Our Patients With Disabilities Face Unique Environmental Risks


Lowe Taylor is a physiatrist.

In 2018, I was a young medical resident working on a spinal cord injury unit at the Palo Alto Veterans Administration (VA) when the fast-moving Camp Fire decimated the town of Paradise, California. The unit was filled with veterans with varying degrees of severe physical disability, some dependent on ventilators for breathing, others entirely bedbound. As the wildfire swept through the Sierra Nevada mountains, smoke filled the VA campus. As a medical team, we rushed to protect our patients from this new (to us) threat, closing windows and administering breathing support, hoping the smoke would not be the straw that broke their already tenuous respiratory status.

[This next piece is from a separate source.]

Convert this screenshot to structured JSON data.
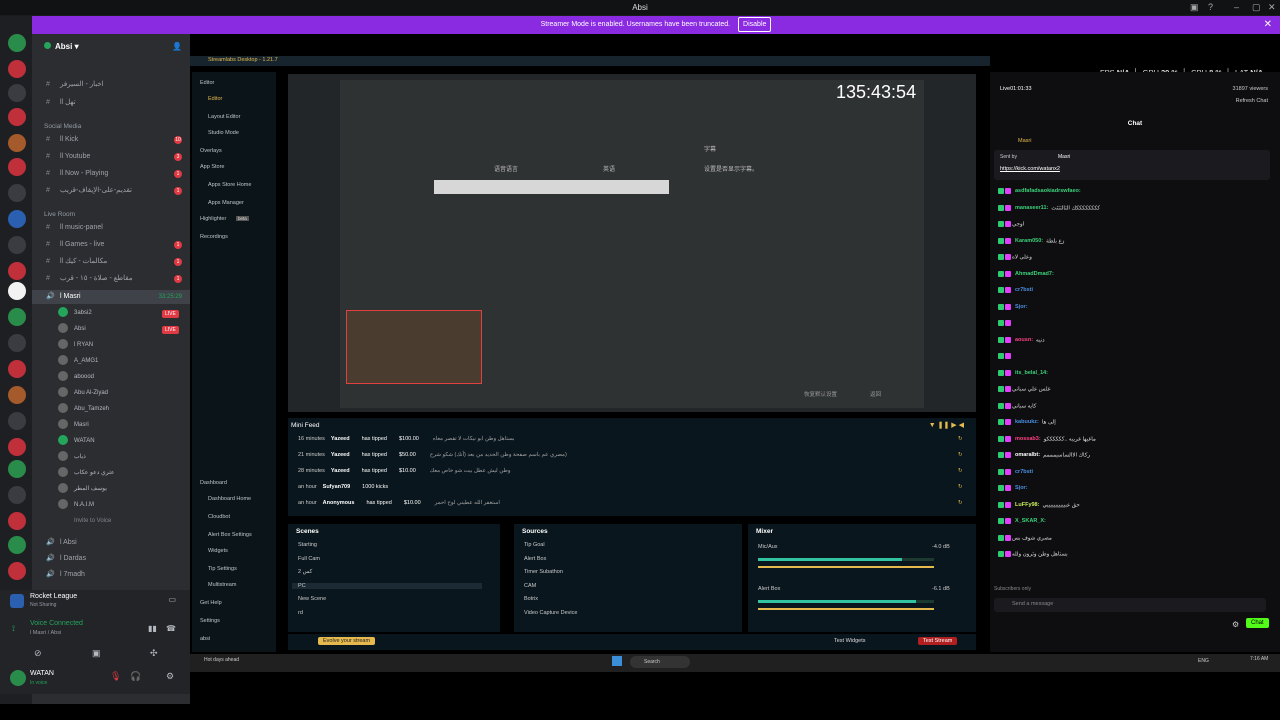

Yet, in many ways, we were lucky. Escaping a fast-moving fire is risky for the most healthy and able-bodied person. For someone paralyzed from the neck down and dependent on healthcare professionals or cumbersome medical equipment, this feat can be herculean — if even possible.

People with disabilities constitute 16% of the world’s population. As every disability is unique, people in this population are as diverse as they are vulnerable to the many health consequences of climate change.

Heat

People with neurological disability, such as spinal cord injuries (SCI), multiple sclerosis (MS), traumatic brain injuries (TBI), or stroke, have impaired ability to regulate their body temperatures. This population often suffers from mobility or communication deficits that make it challenging to access cooled spaces or communicate symptoms of overheating. This can lead to heat stroke and even death. For example, people with MS have a higher resting body temperature at baseline, and higher ambient temperatures are associated with MS exacerbations.

Smoke

Due to climate change, which is being primarily driven by the burning of fossil fuels, wildfires are increasing in size and frequency. Indeed, as I type this in my Montana home, a wildfire rages only miles away. The same is true in many places across the world.

Respiratory disease is a leading cause of death for people with certain disabilities, such as SCI or amyotrophic lateral sclerosis (ALS). Exposure to particulate pollution from wildfire smoke increases the risk of respiratory infections and chronic obstructive pulmonary disease (COPD), which can prove devastating for this population.

Wildfire smoke also increases the risk of heart attacks and strokes, which is particularly concerning for people with disabilities, who already have an accelerated risk of cardiovascular disease, possibly related to their decreased mobility.

Natural Disasters

Other natural disasters, such as hurricanes and floods, are also increasing in frequency and severity due to climate change. One doesn’t need much imagination to understand how evacuating from these fast-moving and unpredictable disasters would be hard or even impossible for people with some disabilities. Debris-strewn or flooded streets can stop a wheelchair-dependent person in their place. Power outages can threaten the equipment that they depend on for survival. Broken elevators can trap people in high-rises. Caregivers can become separated from their charges. Medical clinics that care for this complex population can face extended closures.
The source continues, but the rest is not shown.